The anniversary edition was to celebrate a new generation but also look back at the festival’s history, Mr. Montanari said. In addition to Bagouet, he programmed artists he considered important to the festival: Jiri Kylian of the Lyon Opera Ballet, Raimund Hoghe, Ms. De Keersmaeker and Emanuel Gat. (The Batsheva Dance Company, a frequent visitor to the festival, was supposed to bring a new work by Ohad Naharin, but was unable to travel.)

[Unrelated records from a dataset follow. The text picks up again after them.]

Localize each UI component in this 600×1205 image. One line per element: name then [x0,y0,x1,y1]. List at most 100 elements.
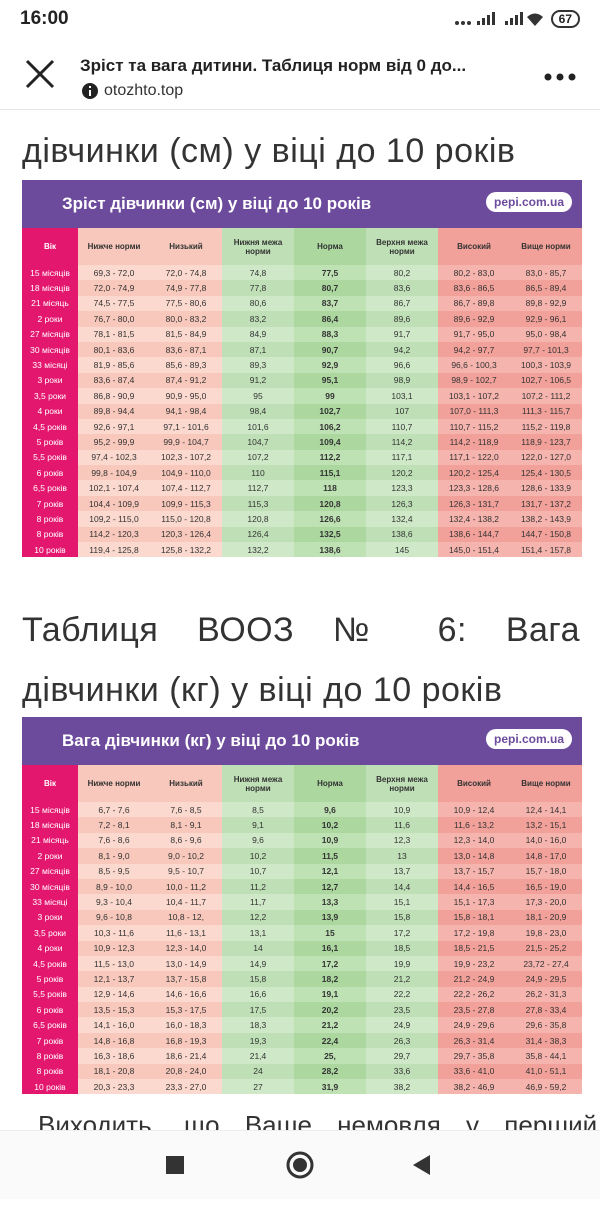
cell: 8 років [22,526,78,543]
cell: 16,0 - 18,3 [150,1017,222,1033]
cell: 2 роки [22,848,78,864]
cell: 87,4 - 91,2 [150,372,222,389]
cell: 18,3 [222,1017,294,1033]
cell: 17,2 [366,925,438,941]
cell: 120,8 [222,511,294,527]
cell: 102,1 - 107,4 [78,480,150,496]
cell: 27 місяців [22,326,78,342]
row: 8 років 114,2 - 120,3 120,3 - 126,4 126,4 13… [22,526,582,543]
heading: Таблиця ВООЗ № 6: Вага дівчинки (кг) у в… [22,611,580,709]
cell: 13,7 - 15,8 [150,971,222,987]
cell: 115,1 [294,465,366,481]
home-button[interactable] [286,1151,314,1179]
cell: 98,9 - 102,7 [438,372,510,389]
cell: 21,2 - 24,9 [438,971,510,987]
cell: 132,2 [222,542,294,558]
cell: 9,6 [222,832,294,849]
cell: 24,9 - 29,5 [510,971,582,987]
cell: 7,6 - 8,5 [150,802,222,818]
cell: 17,2 - 19,8 [438,925,510,941]
cell: 15 місяців [22,802,78,818]
cell: 13,5 - 15,3 [78,1002,150,1018]
header-cell: Нижня межа норми [222,765,294,802]
row: 10 років 119,4 - 125,8 125,8 - 132,2 132,2 1… [22,542,582,558]
cell: 14,0 - 16,0 [510,832,582,849]
cell: 102,7 - 106,5 [510,372,582,389]
cell: 15,7 - 18,0 [510,863,582,879]
cell: 19,8 - 23,0 [510,925,582,941]
row: 21 місяць 74,5 - 77,5 77,5 - 80,6 80,6 83,7 8… [22,295,582,312]
cell: 103,1 - 107,2 [438,388,510,404]
row: 4,5 років 11,5 - 13,0 13,0 - 14,9 14,9 17,2 1… [22,955,582,972]
cell: 5,5 років [22,986,78,1003]
back-button[interactable] [413,1155,430,1175]
row: 33 місяці 9,3 - 10,4 10,4 - 11,7 11,7 13,3 15… [22,894,582,910]
row: 21 місяць 7,6 - 8,6 8,6 - 9,6 9,6 10,9 12,3 12… [22,832,582,849]
cell: 97,4 - 102,3 [78,449,150,466]
cell: 10 років [22,1079,78,1095]
cell: 20,3 - 23,3 [78,1079,150,1095]
cell: 119,4 - 125,8 [78,542,150,558]
cell: 115,3 [222,495,294,512]
browser-bar: Зріст та вага дитини. Таблиця норм від 0… [0,38,600,110]
recents-button[interactable] [166,1156,184,1174]
row: 10 років 20,3 - 23,3 23,3 - 27,0 27 31,9 38,2… [22,1079,582,1095]
cell: 86,4 [294,311,366,327]
cell: 12,4 - 14,1 [510,802,582,818]
cell: 80,2 [366,265,438,281]
cell: 11,5 - 13,0 [78,955,150,972]
cell: 10,9 [294,832,366,849]
cell: 22,2 - 26,2 [438,986,510,1003]
cell: 33,6 [366,1063,438,1080]
cell: 9,5 - 10,7 [150,863,222,879]
cell: 25, [294,1048,366,1064]
cell: 138,6 [294,542,366,558]
cell: 132,4 [366,511,438,527]
header-cell: Вік [22,228,78,265]
cell: 132,5 [294,526,366,543]
cell: 26,3 - 31,4 [438,1032,510,1049]
close-button[interactable] [24,58,58,92]
cell: 22,4 [294,1032,366,1049]
row: 7 років 104,4 - 109,9 109,9 - 115,3 115,3 12… [22,495,582,512]
cell: 138,2 - 143,9 [510,511,582,527]
cell: 104,7 [222,434,294,450]
cell: 109,4 [294,434,366,450]
cell: 120,8 [294,495,366,512]
header-cell: Вище норми [510,765,582,802]
cell: 6,5 років [22,1017,78,1033]
cell: 92,9 - 96,1 [510,311,582,327]
cell: 96,6 - 100,3 [438,357,510,373]
row: 3 роки 9,6 - 10,8 10,8 - 12, 12,2 13,9 15,8 15… [22,909,582,926]
table-image: Зріст дівчинки (см) у віці до 10 років pe… [22,180,582,558]
cell: 38,2 [366,1079,438,1095]
cell: 98,9 [366,372,438,389]
cell: 69,3 - 72,0 [78,265,150,281]
nav-icons [166,1151,430,1179]
battery: 67 [550,10,580,28]
cell: 27,8 - 33,4 [510,1002,582,1018]
cell: 33,6 - 41,0 [438,1063,510,1080]
cell: 72,0 - 74,8 [150,265,222,281]
cell: 3 роки [22,909,78,926]
header-cell: Вище норми [510,228,582,265]
cell: 83,6 - 86,5 [438,280,510,296]
cell: 76,7 - 80,0 [78,311,150,327]
cell: 15,8 [366,909,438,926]
cell: 10,0 - 11,2 [150,878,222,895]
cell: 87,1 [222,341,294,358]
cell: 15,8 - 18,1 [438,909,510,926]
cell: 33 місяці [22,357,78,373]
menu-button[interactable] [544,72,578,82]
cell: 114,2 - 118,9 [438,434,510,450]
cell: 95,2 - 99,9 [78,434,150,450]
header-cell: Верхня межа норми [366,228,438,265]
cell: 72,0 - 74,9 [78,280,150,296]
cell: 91,7 - 95,0 [438,326,510,342]
logo: pepi.com.ua [485,192,572,212]
info-icon[interactable] [82,83,98,99]
cell: 131,7 - 137,2 [510,495,582,512]
cell: 14,9 [222,955,294,972]
cell: 15 [294,925,366,941]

“Jean-Paul has a way of acknowledging the process of an artist he believes in, rather than specific pieces,” said Mr. Gat, an Israeli choreographer who lives in Montpellier. “You don’t have the sense that this is your only chance.” His new work, “Lovetrain2020,” his 10th piece for the festival, premiered in early October.
Even onscreen, “Lovetrain2020” was marvelous, a rambunctious yet rigorously staged piece for 14 dancers, set to tracks by the British pop group Tears for Fears (big in the ’80s), outlandishly costumed by Thomas Bradley: ruffles, peculiar shapes, huge skirts, missing parts of clothes, plaid mixed with satin.
Mr. Gat melds gestural detail with larger-scale movement, sometimes working against the music’s rhythms, sometimes with them, frequently in silence. This eccentric physical dialogue with the music — mostly in a minor key and vaguely gloomy in content (did you know that the group’s name comes from their interest in primal scream therapy?) yet somehow gloriously singalong — is exhilarating.
“Lovetrain2020” is everything the small-scale, often somber work made for video during the past months is not. It’s loud, joyous, physical, close. Although it’s a million miles from the introspection and internalization of “Goldberg Variations,” the two dances are alike in a very important way. Both are celebrations — of the body, of performance, of life.